It is pretty shambolic that with 11 months to go until the introduction of the retail distribution review the industry is still calling for clarity on the future of trail commission.
Reading a number of responses to the FSA’s recent legacy commission consultation paper, trade bodies still have concerns about the future of such a fundamental part of many firms’ income streams. In this week’s Money Marketing, Aifa director general Stephen Gay warns the FSA’s stance on trail commission is still open to interpretation and has called for the issue to be “clarified beyond any doubt”.
Throughout the RDR, the FSA has pledged that trail commission from pre-2013 business can continue to be paid and included this point in its final rules published late last year. This was based on concern about the effect retrospectively tampering with trail would have on the IFA industry and the legality of any such move.
However, the wording of the FSA’s legacy consultation paper has led to worries that giving any kind of advice to a client would lead to all trail being turned off. The paper states that trail can continue if it is “payable for advice provided pre-RDR”. Aegon and others have pointed out that this can be interpreted as meaning that if any post-RDR advice is given all trail must cease.
Aifa has called for clarity on what constitutes the “termination” of a product for the purposes of trail commission while various providers and advisers are unclear whether fund switches, or switches within packaged products, would end the trail agreement.

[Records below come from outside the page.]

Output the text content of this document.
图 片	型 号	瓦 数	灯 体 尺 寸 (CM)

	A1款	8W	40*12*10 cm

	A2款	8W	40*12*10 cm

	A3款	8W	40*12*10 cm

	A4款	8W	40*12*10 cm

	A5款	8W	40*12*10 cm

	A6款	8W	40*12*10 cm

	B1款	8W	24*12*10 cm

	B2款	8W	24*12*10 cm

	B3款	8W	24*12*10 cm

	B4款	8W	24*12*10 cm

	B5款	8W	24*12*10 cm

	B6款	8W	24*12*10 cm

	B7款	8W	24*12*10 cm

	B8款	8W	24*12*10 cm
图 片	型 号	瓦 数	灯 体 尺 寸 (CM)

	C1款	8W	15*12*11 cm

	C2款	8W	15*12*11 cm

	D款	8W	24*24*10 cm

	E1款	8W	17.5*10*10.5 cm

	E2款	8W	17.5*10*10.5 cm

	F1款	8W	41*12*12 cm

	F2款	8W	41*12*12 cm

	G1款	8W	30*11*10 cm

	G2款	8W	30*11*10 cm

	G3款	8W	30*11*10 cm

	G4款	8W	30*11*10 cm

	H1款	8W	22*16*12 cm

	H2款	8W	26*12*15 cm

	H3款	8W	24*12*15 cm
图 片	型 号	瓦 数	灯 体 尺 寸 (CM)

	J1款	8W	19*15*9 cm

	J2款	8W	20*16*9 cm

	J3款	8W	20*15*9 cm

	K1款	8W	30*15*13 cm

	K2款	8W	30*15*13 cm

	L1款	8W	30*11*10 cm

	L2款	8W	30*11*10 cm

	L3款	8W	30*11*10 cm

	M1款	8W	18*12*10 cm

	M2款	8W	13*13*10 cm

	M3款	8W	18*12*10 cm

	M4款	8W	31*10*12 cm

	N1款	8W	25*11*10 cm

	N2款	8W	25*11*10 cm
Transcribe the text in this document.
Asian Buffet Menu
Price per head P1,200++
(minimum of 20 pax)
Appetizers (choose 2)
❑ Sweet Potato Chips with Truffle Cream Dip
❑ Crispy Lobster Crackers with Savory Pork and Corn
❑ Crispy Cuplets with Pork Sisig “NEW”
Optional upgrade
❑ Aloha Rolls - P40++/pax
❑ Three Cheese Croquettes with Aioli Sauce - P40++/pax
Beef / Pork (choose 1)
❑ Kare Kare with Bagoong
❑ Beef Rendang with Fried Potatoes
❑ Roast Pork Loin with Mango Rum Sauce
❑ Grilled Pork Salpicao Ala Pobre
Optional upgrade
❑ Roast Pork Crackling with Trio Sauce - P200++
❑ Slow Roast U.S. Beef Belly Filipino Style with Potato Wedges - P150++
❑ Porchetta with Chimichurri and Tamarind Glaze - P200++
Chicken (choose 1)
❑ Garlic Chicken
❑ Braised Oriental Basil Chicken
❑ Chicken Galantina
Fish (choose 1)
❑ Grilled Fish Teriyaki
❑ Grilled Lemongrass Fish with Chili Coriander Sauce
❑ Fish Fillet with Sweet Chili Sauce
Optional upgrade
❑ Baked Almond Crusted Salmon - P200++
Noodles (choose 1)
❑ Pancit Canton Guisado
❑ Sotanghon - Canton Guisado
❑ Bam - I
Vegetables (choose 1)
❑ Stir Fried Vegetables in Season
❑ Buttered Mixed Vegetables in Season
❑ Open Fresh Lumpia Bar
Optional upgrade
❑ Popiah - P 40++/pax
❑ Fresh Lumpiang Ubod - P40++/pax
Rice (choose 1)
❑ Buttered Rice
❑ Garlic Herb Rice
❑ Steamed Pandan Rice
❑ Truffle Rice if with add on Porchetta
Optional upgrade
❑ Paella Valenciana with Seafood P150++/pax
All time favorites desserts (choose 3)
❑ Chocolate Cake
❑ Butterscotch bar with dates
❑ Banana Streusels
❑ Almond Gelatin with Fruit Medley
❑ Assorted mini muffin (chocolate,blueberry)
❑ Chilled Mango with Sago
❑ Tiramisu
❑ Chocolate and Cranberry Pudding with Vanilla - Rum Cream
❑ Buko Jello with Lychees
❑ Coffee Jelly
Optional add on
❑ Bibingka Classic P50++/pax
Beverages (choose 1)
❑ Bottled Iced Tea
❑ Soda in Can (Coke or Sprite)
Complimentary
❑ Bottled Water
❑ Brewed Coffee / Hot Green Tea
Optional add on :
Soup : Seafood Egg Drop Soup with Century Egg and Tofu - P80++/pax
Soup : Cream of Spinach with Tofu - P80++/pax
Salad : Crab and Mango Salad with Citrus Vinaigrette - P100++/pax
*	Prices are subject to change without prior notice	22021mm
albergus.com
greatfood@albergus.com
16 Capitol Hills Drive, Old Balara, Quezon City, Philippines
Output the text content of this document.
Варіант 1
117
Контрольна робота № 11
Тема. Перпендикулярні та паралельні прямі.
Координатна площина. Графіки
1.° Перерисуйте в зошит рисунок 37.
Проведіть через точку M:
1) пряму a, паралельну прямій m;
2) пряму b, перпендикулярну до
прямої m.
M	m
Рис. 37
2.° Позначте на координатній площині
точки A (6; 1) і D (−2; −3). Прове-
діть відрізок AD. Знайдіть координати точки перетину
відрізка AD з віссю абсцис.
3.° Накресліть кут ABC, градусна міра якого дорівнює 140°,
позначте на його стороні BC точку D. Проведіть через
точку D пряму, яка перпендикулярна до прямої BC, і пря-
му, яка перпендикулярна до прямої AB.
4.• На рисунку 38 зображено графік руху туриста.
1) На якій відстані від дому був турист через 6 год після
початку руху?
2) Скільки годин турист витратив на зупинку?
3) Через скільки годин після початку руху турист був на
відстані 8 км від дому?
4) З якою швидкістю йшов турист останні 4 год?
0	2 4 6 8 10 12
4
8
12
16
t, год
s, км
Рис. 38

Many advisers have built up their firms on the recurring income received from trail and have made assumptions on the future of their businesses on the basis of the FSA allowing trail to continue.
The RDR will herald a more transparent way of charging but it was never agreed that this charging model would apply retrospectively for very good reasons.
In its haste to meet its arbitrary RDR deadline, the FSA has already refused to revisit its cost benefit analysis on the effect of the legacy commission ban on providers, despite most providers basing their original feedback on costs to the regulator on completely different assumptions to the final rules.
The costs and benefits associated with the RDR have been developed under the assumption that trail commission will remain for pre-RDR business. Any radical deviation from this agreement from the regulator should require a proper cost benefit analysis and consultation.
With the RDR clock ticking, the FSA must make its intentions clear as soon as possible.